The fact that political acceptance varies from site to site meant that additional time had to be invested in legal procedures. However, no site was abandoned for political reasons. The requirement of the Federal Council to carry out "concrete investigations" at Bois de la Glaive cost Nagra more than five years in terms of legal procedures and dealings with the community of Ollon before the necessary work could be carried out.
Restriction to short-lived radioactive wastes
The repository is intended for short-lived low- and intermediate-level wastes. This will include wastes from the operation and subsequent decommissioning of Swiss nuclear power plants, as well as waste arising from medicine, industry and research. The activity of the waste will be dominated by radionuclides with half-lives less than 30 years; the component of longer-lived nuclides will be negligible from a safety viewpoint. An integrated quality assurance system will ensure that no unacceptable wastes will be emplaced in the repository.
Control measures foreseen for the repository
The legal requirement is that the underground repository should provide the required level of safety without any surveillance measures. Nagra is planning additional possibilities for control of the facility: the backfilled caverns can be monitored as long as the access tunnel remains open and the repository environment can be supervised with no time restrictions.

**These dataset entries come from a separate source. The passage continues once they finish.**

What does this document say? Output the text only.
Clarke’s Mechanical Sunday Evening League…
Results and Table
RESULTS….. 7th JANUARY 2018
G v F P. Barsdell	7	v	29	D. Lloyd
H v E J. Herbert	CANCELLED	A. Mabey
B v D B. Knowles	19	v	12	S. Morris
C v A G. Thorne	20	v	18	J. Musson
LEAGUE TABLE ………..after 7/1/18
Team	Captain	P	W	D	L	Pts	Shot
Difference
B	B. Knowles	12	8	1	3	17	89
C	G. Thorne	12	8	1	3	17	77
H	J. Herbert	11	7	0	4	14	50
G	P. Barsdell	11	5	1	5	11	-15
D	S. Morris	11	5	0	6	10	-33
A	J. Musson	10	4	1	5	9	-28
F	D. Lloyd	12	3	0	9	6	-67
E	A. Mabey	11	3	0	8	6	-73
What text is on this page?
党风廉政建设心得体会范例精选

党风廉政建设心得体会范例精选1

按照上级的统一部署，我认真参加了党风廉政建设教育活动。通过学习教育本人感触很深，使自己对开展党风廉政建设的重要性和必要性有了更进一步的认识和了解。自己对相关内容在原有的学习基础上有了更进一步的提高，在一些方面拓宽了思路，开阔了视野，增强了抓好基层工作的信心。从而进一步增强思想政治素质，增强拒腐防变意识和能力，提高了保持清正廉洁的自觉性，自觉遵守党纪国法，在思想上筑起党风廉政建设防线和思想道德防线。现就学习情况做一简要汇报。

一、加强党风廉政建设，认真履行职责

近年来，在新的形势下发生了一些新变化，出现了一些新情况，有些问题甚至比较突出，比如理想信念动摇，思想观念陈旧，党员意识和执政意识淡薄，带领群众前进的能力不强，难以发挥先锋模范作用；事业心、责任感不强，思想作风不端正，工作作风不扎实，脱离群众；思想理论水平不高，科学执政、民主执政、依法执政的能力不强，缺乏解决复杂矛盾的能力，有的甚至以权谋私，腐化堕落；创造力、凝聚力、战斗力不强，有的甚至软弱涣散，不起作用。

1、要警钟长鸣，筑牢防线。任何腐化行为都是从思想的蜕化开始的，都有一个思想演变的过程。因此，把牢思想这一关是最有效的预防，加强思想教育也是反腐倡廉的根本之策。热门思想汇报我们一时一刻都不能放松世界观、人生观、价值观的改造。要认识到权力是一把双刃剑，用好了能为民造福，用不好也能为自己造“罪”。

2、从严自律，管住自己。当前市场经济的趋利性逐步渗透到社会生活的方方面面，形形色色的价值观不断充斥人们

These measures are not in any way intended to make up for a safety concept which falls short of the mark. They have no active safety function and simply provide the last tangible evidence for future generations that disposal of the waste has been carried out correctly.
Retrieval of the waste is possible in principle but, in the interests of long-term safety, no provisions will be made for technically and economically feasible retrieval.
Where do we go from here
In 1994, the supporting documentation for a general license application will be prepared and the application submitted. Certain legal steps have to be taken prior to this, for example setting up a company responsible for constructing and operating the repository. This company will be domiciled in the siting community. The question of compensation for a community which hosts the repository should also be clarified and set down in contractual form. The government licensing procedure is expected to take around four years. If everything proceeds according to plan, construction of the repository will begin before the turn of the century.